Aaron set down his glass with forced control, his entire demeanor shifting from businessman to something far more dangerous. "Bruno operates out of the Skyline Bar in the north district. He's got connections to both Alexander Grant and Oliver Hartford—Quinn's cousin. A rat who thinks he's untouchable because he runs errands for powerful families."
"Quinn's cousin," Marcus repeated, something cold settling in his chest. So his soon-to-be ex-wife's family was already circling like vultures.
"Mr. Steel," Aaron said carefully, "if you wish it, I can accompany you.
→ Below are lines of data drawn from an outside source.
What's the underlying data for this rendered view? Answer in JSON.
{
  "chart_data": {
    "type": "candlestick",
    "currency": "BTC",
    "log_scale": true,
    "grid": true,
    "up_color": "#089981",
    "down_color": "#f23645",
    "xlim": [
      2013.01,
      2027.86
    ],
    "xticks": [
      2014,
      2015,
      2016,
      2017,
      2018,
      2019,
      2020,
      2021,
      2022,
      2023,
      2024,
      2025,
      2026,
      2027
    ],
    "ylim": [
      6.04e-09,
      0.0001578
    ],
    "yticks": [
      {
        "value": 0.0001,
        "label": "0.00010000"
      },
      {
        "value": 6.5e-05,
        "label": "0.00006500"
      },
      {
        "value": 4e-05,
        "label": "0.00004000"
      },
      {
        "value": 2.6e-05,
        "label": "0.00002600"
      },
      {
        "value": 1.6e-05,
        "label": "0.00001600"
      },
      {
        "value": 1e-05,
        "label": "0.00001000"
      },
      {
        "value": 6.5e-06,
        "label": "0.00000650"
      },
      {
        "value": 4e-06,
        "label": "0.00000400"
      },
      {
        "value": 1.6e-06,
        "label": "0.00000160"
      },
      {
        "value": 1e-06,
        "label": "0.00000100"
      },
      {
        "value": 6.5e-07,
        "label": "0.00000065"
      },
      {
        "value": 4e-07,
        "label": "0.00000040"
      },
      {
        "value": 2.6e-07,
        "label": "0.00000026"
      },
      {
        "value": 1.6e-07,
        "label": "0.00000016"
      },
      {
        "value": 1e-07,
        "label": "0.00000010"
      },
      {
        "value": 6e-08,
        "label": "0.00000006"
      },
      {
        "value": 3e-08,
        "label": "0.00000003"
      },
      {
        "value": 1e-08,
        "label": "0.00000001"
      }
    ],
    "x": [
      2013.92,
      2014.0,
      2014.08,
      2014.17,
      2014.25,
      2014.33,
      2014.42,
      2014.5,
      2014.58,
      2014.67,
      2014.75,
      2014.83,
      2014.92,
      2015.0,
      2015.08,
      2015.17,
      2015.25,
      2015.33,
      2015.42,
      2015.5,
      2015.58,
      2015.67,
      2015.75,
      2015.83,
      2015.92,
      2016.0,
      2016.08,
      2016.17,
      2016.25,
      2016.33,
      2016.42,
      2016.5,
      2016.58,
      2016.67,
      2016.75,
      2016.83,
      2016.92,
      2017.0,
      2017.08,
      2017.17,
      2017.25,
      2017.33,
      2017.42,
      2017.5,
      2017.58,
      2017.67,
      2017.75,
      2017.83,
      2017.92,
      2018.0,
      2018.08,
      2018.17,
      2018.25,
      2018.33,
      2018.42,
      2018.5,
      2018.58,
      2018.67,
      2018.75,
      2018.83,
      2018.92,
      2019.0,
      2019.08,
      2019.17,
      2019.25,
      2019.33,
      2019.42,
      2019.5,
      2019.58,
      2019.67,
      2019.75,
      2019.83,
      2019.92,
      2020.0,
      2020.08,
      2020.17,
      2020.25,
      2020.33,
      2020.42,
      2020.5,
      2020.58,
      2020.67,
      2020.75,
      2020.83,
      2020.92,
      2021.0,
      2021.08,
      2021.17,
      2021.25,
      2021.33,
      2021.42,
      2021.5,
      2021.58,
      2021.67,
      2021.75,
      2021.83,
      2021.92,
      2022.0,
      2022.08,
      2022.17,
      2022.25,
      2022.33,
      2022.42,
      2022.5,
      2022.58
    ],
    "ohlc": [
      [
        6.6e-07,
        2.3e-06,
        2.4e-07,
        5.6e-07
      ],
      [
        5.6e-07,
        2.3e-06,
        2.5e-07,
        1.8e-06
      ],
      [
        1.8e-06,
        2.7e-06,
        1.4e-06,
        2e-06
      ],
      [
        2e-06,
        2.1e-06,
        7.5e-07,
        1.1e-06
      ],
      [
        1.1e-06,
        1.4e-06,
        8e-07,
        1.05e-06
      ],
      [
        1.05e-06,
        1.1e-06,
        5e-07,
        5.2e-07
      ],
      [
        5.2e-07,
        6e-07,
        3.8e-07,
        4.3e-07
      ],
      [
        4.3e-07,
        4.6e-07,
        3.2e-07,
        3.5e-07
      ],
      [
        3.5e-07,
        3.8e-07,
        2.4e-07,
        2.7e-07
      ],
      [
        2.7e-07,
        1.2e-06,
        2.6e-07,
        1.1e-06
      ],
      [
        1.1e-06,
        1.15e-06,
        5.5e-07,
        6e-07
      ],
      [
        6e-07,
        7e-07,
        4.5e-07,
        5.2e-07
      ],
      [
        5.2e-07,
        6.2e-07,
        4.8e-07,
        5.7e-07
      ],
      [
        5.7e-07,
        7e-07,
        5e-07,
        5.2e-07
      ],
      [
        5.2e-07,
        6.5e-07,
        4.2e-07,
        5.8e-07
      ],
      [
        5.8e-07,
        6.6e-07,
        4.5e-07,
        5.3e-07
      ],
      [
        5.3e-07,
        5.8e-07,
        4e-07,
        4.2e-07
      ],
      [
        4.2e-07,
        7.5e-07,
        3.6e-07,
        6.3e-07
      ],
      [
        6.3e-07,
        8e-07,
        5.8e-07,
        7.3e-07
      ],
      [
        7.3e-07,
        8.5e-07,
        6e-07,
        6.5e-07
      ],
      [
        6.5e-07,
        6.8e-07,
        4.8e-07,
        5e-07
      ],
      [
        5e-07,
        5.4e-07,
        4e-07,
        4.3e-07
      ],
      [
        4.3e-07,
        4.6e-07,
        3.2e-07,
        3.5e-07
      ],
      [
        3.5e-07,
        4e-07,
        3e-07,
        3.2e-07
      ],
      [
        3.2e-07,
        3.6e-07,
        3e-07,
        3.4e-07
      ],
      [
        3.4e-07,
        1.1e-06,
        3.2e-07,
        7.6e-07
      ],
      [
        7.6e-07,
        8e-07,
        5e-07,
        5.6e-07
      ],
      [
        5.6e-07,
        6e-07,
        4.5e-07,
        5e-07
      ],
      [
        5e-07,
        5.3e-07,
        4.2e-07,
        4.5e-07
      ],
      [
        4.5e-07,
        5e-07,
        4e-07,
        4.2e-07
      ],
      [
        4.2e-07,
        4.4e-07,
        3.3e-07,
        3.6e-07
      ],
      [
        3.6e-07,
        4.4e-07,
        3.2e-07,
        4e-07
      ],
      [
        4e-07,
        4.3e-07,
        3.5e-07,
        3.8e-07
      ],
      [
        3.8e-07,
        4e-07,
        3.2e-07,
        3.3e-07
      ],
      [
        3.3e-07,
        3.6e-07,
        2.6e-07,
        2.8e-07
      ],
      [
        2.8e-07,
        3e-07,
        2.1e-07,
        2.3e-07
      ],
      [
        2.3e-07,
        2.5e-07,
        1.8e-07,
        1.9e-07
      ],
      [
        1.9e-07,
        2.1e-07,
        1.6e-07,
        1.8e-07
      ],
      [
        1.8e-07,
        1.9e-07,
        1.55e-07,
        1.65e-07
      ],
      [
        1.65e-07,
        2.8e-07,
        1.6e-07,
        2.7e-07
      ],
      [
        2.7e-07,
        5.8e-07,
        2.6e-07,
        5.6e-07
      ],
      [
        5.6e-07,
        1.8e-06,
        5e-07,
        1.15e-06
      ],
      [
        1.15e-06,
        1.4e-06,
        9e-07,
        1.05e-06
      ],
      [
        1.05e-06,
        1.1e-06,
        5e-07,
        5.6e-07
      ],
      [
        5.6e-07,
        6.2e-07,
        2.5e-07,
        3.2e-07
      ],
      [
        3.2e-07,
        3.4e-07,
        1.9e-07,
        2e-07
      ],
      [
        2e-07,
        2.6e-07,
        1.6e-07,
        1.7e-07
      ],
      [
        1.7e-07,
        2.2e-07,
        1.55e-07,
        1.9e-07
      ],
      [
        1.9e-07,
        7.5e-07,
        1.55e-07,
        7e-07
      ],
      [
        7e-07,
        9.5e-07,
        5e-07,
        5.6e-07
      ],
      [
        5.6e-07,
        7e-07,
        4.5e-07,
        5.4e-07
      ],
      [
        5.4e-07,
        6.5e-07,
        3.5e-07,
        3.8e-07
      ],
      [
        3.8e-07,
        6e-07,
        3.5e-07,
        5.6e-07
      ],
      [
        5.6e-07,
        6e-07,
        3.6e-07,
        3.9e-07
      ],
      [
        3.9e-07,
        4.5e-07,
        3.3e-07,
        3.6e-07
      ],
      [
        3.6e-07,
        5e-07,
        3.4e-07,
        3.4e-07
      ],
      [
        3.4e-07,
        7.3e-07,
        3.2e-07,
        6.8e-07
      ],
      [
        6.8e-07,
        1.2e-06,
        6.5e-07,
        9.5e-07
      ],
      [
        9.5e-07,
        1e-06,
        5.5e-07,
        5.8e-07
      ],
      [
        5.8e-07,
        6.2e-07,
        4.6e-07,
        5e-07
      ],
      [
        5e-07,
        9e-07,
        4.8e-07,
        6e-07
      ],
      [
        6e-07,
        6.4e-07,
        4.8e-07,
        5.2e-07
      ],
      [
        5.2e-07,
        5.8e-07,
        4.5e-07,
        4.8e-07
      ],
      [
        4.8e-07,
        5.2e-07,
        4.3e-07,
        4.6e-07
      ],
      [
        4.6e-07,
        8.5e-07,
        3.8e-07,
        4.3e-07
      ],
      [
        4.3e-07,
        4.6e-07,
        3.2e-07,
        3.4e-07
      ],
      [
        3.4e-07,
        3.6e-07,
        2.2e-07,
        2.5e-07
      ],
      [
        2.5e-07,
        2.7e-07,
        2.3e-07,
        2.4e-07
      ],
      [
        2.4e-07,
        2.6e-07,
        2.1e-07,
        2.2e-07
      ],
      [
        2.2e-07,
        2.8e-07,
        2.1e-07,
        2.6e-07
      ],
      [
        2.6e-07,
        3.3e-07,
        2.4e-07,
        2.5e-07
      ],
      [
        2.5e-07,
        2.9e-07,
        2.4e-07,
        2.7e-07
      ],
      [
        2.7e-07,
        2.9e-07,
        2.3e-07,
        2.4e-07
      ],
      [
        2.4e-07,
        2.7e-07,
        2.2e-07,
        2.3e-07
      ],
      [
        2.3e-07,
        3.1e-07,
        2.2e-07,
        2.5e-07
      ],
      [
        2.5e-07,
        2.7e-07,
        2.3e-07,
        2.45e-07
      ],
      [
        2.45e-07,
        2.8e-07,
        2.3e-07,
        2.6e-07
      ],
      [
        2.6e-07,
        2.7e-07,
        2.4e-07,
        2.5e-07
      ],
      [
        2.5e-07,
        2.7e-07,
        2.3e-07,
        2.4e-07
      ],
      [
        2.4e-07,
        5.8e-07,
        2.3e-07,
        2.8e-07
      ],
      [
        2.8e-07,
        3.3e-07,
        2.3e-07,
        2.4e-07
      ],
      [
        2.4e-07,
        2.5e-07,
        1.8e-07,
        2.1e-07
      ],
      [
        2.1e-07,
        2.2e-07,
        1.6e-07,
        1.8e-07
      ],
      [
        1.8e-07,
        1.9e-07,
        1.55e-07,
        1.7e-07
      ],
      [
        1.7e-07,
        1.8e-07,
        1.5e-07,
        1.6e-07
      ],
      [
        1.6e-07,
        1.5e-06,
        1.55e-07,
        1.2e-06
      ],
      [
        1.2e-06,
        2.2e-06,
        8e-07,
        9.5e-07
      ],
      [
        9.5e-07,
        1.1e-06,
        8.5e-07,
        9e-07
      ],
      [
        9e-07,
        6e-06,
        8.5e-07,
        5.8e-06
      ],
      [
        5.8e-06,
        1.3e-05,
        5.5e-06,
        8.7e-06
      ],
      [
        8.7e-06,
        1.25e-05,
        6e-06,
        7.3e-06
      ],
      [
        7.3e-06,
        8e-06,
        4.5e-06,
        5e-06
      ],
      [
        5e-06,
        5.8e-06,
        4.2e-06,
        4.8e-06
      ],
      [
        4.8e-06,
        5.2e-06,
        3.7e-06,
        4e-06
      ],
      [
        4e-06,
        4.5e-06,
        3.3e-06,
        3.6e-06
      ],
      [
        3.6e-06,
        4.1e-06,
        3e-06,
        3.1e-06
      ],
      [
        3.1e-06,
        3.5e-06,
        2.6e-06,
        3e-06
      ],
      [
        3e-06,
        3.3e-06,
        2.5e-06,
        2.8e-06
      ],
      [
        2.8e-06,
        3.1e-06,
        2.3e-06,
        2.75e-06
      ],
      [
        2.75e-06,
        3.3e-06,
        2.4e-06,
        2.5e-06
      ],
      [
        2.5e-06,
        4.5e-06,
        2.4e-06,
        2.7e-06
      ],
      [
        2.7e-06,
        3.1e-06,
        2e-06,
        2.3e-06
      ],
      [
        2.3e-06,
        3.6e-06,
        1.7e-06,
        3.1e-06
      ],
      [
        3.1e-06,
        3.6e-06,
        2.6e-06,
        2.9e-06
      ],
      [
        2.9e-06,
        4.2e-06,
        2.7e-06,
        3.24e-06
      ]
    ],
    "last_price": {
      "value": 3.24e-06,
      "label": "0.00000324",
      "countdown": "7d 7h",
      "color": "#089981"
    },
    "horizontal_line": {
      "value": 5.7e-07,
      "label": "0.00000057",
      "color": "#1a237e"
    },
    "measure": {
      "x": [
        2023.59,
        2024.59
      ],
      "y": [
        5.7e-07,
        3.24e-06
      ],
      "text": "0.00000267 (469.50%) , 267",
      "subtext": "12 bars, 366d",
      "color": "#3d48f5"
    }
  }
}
I have men who—"
"No." Marcus stood, finishing his whiskey in one smooth motion. "This is something I need to handle myself."
Aaron's jaw clenched, but he nodded. He'd been waiting three years to serve the Dragon King—he could wait a bit longer to prove his worth. "As you wish. But know that my resources are yours. Always."
When Marcus departed, Aaron stood at the window watching him disappear into the night. Then he turned to the three men who'd been waiting silently in the shadows of the office.
"Forget everything you just saw," Aaron commanded, his voice carrying absolute authority. "Forget Mr. Steel was here. Forget this conversation. Do you understand?"
"Yes, boss," they murmured in unison, already moving toward the door.